In 1946, the Louisville Board of Alderman passed an ordinance proposing to annex St. Matthews’ business district. This was viewed as an attempt to grab the revenue-producing business section without having to provide city services to the thousands of people living in the nearby residential areas. (At the time, St. Matthews was believed to be the most populous unincorporated community in the United States.) When business owners in the affected area went to court to block the annexation, Louisville passed a second ordinance, proposing annexation of the residential areas as well. The state Court of Appeals ruled against the annexation in 1950.
On March 22 of that year, St. Matthews was incorporated as a sixth-class city. Initially it consisted of only three square blocks, bounded by Westport Rd, Gilman Ave, Chenoweth Ln., and St. Matthews Ave. The very next day, however, the city’s council passed an ordinance proposing to annex the entire St. Matthews Sanitation District No. 1, an area with a population of about 15,000 residents. That move was quickly challenged by an anti-annexation group, whose lawsuit was eventually sustained by the Court of Appeals, limiting St. Matthews to its original boundaries.
Over the next four years, Louisville ( which had coveted St. Matthews territory as early as 1940), tried on three occasions to pass legislation making it easier to annex unincorporated territory and sixth-class cities, but was unsuccessful each time. Louisville also passed six additional ordinances proposing to annex parts of St. Matthews, all strenuously opposed by the St. Matthews Annexation Protective Association, a business owners’ group. Nonetheless, two of those efforts succeeded. Ironically, one of the areas claimed by Louisville was the original St. Matthews business district near ‘the Point.’
When the smoke cleared, St. Matthews comprised two areas that were home to about 6,500 people who had voted to accept annexation into the new city. One area was bounded by the city of Bellewood, Frankfort Ave, Windy Hills and Chenoweth Ln, the other by Shelbyville Rd, Norbourne Blvd, Eline Ave. and Browns Ln. St. Matthews became a fourth-class city in June 1954.
For fiscal 1954, the city had receipts of $48,965 and spent $34,216, including $1,442 for police department salaries and $17,673 for public works (mainly road construction and repair and garbage collection).
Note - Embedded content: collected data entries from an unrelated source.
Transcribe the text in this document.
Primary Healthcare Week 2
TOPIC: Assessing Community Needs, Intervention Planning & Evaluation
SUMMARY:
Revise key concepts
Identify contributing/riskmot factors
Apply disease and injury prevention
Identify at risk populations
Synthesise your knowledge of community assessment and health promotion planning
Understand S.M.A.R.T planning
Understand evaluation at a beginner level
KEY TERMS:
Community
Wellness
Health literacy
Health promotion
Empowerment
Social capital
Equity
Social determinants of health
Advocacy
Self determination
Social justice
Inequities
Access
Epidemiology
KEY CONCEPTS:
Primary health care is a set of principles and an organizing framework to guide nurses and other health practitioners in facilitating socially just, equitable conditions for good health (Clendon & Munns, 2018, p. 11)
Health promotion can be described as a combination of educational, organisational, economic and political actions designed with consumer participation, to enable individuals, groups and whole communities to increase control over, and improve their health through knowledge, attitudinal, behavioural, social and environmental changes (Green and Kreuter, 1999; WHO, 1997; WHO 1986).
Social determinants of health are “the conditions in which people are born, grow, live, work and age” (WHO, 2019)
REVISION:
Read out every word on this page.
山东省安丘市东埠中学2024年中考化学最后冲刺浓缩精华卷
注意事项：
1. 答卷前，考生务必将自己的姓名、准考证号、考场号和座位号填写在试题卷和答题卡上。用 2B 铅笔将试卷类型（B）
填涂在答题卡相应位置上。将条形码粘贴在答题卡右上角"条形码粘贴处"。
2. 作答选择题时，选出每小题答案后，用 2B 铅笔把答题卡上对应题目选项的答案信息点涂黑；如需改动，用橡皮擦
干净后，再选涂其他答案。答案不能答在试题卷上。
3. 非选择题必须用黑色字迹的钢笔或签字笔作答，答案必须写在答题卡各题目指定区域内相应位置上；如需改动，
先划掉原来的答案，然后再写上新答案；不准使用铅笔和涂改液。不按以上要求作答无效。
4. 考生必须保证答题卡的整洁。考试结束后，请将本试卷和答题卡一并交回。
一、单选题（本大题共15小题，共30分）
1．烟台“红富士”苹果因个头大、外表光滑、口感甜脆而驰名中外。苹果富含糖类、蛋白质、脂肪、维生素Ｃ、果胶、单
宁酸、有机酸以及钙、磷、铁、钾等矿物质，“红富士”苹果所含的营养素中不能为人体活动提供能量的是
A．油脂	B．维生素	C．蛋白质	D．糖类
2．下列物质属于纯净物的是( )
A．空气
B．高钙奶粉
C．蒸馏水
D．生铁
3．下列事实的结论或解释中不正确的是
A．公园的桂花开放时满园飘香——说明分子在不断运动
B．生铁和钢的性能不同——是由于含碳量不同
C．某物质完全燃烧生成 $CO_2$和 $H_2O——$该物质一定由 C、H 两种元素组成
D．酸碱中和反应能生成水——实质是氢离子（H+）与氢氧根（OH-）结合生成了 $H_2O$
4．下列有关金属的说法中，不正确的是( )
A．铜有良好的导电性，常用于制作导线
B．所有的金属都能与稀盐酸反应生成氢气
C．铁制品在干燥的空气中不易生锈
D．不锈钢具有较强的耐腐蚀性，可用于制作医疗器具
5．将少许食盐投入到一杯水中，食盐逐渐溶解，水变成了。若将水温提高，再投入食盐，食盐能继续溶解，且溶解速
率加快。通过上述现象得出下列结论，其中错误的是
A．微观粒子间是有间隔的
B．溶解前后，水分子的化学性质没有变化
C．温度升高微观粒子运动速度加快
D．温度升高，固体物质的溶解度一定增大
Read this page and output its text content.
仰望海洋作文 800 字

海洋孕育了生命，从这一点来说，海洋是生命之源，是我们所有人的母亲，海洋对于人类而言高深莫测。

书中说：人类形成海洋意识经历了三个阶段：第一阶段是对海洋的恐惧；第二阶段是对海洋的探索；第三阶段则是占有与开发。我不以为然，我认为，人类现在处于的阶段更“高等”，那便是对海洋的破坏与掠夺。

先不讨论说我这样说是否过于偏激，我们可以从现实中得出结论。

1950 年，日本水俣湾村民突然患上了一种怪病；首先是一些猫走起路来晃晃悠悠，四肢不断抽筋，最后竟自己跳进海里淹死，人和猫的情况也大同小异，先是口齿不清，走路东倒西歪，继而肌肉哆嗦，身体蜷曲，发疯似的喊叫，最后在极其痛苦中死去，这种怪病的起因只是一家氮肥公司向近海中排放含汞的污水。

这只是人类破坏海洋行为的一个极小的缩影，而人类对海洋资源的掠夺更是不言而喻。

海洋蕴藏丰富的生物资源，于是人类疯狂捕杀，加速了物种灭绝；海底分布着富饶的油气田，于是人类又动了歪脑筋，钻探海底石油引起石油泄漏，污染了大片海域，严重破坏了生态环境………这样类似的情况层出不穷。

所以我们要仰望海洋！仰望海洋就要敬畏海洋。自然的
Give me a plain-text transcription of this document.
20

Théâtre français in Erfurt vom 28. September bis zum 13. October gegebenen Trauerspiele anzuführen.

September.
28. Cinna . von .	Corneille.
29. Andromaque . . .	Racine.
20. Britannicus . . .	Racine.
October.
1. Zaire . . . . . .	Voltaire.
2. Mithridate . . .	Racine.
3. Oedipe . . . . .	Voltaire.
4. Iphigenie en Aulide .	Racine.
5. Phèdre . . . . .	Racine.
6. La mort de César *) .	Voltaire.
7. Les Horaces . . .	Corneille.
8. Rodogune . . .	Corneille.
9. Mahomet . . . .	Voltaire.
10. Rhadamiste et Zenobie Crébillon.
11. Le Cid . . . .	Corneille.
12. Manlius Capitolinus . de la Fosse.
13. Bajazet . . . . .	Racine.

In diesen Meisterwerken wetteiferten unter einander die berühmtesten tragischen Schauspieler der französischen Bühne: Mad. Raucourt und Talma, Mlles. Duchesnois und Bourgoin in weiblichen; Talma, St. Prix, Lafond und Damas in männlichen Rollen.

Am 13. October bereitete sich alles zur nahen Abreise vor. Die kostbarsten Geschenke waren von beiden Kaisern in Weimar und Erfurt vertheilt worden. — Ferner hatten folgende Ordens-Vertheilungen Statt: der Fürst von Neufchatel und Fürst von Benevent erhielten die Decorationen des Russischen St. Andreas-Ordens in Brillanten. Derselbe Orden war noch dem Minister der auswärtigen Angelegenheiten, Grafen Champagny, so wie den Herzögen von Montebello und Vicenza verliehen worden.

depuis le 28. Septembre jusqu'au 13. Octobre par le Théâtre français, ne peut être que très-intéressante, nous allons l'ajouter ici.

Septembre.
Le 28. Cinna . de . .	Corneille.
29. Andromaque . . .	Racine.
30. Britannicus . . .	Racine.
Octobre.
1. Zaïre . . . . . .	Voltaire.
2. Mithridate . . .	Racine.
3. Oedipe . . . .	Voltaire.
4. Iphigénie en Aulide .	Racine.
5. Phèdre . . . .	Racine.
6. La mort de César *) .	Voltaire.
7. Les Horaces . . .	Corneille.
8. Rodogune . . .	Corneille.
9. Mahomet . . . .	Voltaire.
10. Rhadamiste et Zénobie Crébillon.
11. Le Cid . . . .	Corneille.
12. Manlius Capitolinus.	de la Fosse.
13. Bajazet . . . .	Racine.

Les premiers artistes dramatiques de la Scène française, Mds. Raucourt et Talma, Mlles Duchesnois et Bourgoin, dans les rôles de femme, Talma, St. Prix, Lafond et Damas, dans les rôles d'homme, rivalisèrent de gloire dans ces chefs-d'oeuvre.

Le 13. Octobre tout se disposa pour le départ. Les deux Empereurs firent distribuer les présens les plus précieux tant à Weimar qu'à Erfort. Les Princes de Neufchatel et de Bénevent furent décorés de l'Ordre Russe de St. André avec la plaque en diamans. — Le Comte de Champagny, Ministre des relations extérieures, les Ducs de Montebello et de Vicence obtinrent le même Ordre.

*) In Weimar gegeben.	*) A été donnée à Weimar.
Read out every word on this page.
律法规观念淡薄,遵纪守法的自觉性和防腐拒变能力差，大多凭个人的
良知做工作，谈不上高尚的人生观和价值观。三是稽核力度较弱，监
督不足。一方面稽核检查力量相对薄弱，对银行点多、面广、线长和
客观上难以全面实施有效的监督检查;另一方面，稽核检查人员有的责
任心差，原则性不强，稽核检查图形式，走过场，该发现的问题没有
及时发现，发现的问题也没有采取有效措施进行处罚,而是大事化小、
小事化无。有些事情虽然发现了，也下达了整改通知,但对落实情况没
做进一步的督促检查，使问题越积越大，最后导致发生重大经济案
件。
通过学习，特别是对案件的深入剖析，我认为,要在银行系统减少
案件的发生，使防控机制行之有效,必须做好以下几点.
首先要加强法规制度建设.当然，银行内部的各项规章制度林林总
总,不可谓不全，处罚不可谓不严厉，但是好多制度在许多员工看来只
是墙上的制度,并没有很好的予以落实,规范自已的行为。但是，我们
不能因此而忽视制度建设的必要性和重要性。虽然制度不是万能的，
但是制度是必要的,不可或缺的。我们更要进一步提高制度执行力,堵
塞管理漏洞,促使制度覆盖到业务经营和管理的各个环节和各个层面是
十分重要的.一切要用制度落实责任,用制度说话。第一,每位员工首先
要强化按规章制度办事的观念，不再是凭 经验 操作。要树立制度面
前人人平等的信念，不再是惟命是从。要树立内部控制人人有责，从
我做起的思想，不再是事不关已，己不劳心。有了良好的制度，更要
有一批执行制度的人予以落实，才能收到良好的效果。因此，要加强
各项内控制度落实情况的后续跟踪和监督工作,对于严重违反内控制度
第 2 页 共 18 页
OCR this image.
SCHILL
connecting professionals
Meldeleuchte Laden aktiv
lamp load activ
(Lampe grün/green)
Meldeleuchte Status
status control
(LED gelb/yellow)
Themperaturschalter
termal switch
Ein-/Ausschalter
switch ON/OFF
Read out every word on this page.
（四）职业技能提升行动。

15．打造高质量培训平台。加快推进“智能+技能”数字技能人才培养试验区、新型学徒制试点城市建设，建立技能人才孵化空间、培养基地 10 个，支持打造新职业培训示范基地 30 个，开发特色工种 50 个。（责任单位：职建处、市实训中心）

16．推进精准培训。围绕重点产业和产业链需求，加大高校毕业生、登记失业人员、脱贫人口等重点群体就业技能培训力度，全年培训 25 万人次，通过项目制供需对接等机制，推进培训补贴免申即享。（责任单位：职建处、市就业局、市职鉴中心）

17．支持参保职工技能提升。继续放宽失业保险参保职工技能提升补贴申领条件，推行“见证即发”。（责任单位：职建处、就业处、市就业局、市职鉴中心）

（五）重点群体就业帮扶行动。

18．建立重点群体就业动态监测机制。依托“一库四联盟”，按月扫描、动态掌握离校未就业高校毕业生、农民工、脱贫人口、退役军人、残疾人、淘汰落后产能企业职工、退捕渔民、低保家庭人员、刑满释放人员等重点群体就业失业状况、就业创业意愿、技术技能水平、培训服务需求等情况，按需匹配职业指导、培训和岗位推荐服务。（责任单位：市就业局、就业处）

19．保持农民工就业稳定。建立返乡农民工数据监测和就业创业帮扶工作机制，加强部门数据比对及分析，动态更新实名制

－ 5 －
St. Matthews Sanitation District No. 1 had been formed in 1945 to work toward providing sewer services for the poorly drained area, which was known to some as the ‘land of the lakes’ because so many streets flooded after brief summer rain showers.
The sewer system initially was expected to cost $1 million, but ultimately cost $2.75 million, because the start of construction was delayed for nearly five years and because the construction companies unexpectedly struck rock. Two firms that helped build the system went bankrupt.
The city’s first ‘city hall’ was Mayor James Noland’s home on Kennison Ave. Subsequently, city offices were located in the former Post Office Building at Willis Ave. and Breckenridge Ln; then in the Colonial Building on Breckenridge Ln. which had to be vacated after being annexed by Louisville; then in the store front near the present site of Trinity High School; and later, in 1960, in a new City Hall built just east of Thierman Ln. That building with just 5,500 square feet of usable space was eventually outgrown, and in 1994, a new City Hall was established at 3940 Grandview Ave. in the 30,000 square-foot, former Greathouse Elementary School building, which the city purchased for $1.3 million and renovated at a cost of more than $1 million.
The Grandview Avenue building presently houses city government offices, the police department, the St. Matthews/Eline branch of the Louisville Free Public Library and office and meeting space for such groups as the Chamber of St. Matthews and the St. Matthews Beargrass Historical Society.
The St. Matthews Flag Story
St. Matthew’s flag is emblazoned with symbols of the community’s history: a buckskin-clad pioneer who represents the explorers who first settled in the area; a potato and a hoe-wielding farmer, exhibiting St. Matthews’ heritage as a producer and marketer of potatoes and other vegetables; a stagecoach, for the coach stops that were the area’s first businesses; a fighting cock, for a “sport” that was popular in St. Mathews early in its history; and a church, representing St. Matthews Episcopal, for which the city was named. The flag is primarily blue and gold, the colors of the Commonwealth of Kentucky, with green to represent the fertility of the area’s soil. It bears the one-word motto, “Forward.”
The flag was designed in 1960 by Stephanie Baldyga, then a 13-year-old eight-grader at Our Lady of Lourdes School, the winner of a flag design contest sponsored by the St. Matthews Elks Lodge. Six civic organizations donated a total of $212 to have the first flag made.